The best way to resolve these is to accept that openEHR and HL7
cannot use the same models without adding extra information to the format ie
extending ADL or adding attributes to the RMIM.
If the clinical knowledge was modelled in ISO-13606 there are only
compositional attributes ie "items" and only one of them and the data
structures defined require the terminology to impart the meaning and not
semantic attributes. This could be translated into openEHR and HL7 in a loss
less way. There are obviously some issues with the 13606 reference model,
but the pure clinical content is then representable with a tree of
Name=Value pairs, with the meaning in the terminology rather than the
attribute names. It is also an international standard that gives a degree of
certainty and stability to the format, even if its not a perfect fit for
every system.
I think in most cases the demographic content is able to be mapped,
as people have a lot of practice at that.
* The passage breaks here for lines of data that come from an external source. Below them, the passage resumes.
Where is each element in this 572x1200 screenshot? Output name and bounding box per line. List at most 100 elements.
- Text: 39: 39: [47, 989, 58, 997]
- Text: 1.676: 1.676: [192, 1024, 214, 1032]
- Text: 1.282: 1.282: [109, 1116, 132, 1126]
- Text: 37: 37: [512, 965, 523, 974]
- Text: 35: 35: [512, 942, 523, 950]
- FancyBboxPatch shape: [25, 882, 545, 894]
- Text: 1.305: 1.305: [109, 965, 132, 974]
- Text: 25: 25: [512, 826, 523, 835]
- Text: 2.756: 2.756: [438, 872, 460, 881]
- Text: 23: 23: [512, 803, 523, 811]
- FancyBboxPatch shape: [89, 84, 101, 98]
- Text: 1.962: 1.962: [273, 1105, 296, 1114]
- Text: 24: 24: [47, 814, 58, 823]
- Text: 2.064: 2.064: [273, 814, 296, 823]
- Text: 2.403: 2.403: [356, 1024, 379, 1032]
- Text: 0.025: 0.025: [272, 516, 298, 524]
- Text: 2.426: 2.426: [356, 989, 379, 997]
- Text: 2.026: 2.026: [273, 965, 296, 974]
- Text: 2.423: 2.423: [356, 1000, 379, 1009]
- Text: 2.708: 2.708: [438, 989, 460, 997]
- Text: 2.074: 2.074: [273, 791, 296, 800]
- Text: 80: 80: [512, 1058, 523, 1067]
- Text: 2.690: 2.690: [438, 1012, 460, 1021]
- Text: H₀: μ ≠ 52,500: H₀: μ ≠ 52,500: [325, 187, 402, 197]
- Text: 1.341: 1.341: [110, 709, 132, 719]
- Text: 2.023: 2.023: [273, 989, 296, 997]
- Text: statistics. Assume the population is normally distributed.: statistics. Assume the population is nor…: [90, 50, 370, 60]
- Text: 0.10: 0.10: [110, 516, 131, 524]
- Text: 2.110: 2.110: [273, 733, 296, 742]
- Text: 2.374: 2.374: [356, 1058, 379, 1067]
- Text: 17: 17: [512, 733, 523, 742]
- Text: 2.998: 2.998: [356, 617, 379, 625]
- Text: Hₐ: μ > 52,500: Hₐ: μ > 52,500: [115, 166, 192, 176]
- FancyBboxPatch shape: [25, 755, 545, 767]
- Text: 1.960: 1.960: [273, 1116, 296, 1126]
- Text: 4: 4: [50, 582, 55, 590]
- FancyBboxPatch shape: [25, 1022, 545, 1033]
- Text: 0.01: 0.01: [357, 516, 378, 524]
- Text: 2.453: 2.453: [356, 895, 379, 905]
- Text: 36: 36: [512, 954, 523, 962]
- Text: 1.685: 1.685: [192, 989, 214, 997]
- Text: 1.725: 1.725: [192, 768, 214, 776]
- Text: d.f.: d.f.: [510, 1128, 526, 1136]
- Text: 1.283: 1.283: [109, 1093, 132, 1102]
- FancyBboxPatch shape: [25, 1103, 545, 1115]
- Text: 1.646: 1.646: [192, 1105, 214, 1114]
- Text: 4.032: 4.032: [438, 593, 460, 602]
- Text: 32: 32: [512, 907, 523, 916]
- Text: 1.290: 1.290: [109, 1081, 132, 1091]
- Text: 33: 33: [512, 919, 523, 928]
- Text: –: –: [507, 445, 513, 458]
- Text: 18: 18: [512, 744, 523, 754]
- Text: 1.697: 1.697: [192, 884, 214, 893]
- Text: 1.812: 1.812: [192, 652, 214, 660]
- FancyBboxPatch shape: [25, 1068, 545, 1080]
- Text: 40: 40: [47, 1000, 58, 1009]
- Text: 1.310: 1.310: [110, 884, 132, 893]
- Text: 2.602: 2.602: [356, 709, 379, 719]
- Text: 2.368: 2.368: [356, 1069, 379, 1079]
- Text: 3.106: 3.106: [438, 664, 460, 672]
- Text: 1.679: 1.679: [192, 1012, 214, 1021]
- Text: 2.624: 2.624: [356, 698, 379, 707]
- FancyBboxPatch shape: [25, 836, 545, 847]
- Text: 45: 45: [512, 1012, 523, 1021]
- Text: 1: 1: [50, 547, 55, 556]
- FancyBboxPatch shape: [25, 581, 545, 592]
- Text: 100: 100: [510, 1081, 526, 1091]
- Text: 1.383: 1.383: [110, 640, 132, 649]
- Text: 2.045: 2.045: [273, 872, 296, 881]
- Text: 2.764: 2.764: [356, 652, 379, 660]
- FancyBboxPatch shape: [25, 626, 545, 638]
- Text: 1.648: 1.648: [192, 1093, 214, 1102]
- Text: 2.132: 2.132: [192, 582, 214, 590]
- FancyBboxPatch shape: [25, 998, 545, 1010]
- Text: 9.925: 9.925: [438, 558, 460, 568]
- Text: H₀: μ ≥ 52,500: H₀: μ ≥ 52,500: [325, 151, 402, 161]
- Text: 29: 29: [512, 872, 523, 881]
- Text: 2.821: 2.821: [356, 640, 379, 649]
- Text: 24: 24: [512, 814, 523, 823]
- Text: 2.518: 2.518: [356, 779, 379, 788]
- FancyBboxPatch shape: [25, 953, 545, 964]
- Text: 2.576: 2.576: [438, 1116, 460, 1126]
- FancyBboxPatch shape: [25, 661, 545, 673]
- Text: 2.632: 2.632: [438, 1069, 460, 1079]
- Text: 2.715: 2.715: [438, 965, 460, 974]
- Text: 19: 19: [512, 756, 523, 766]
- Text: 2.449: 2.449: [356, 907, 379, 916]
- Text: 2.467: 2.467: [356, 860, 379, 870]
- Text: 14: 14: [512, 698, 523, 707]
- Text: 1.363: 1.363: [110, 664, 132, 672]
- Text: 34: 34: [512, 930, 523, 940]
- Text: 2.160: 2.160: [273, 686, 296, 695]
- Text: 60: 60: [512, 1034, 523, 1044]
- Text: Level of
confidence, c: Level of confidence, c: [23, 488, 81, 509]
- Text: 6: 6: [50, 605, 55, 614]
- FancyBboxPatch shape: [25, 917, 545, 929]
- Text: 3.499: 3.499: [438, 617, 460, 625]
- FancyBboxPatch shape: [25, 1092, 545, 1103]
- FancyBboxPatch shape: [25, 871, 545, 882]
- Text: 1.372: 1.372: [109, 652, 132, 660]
A bigger issue is things like
Medication, which has specific classes in HL7 V2 and 3. However the ability
to model clinical knowledge outside the contentious areas and represent the
clinical knowledge in a standards based format that can be adapted to other
formats would be a huge leap forward. It is even possible to represent this
in a loss less way in HL7 v2. For things like Medication and Allergies an
archetype that can be mapped to HL7 V2 and V3 Segments/classes is needed for
interoperability.
The use of Semantic or "named" attributes specific to a format is
the major barrier to a common DCM format. The HL7 V3 assessments and scales
RMIM is and example of a HL7 V3 format that is adaptable to an archetype,
although it does have a cluster with a value, which would have to be mapped
to the "value" ELEMENT of an archetype.
The formula for calculated values is also undefined, but GELLO,
which is a standard could be used for this and this is what we use with
ISO-13606 archetypes.
I cannot see how openEHR archetypes can be used for a general DCM
format, but ISO Archetypes could, as long as they were modelled in a fashion
that is neutral to final implementation format.
A common format would require both sides to either map the generic
structures into their own specific classes or adopt a more generic model
with the semantics in the terminology. The overlap between the information
model and the terminology model is probably at the heart of the conflict.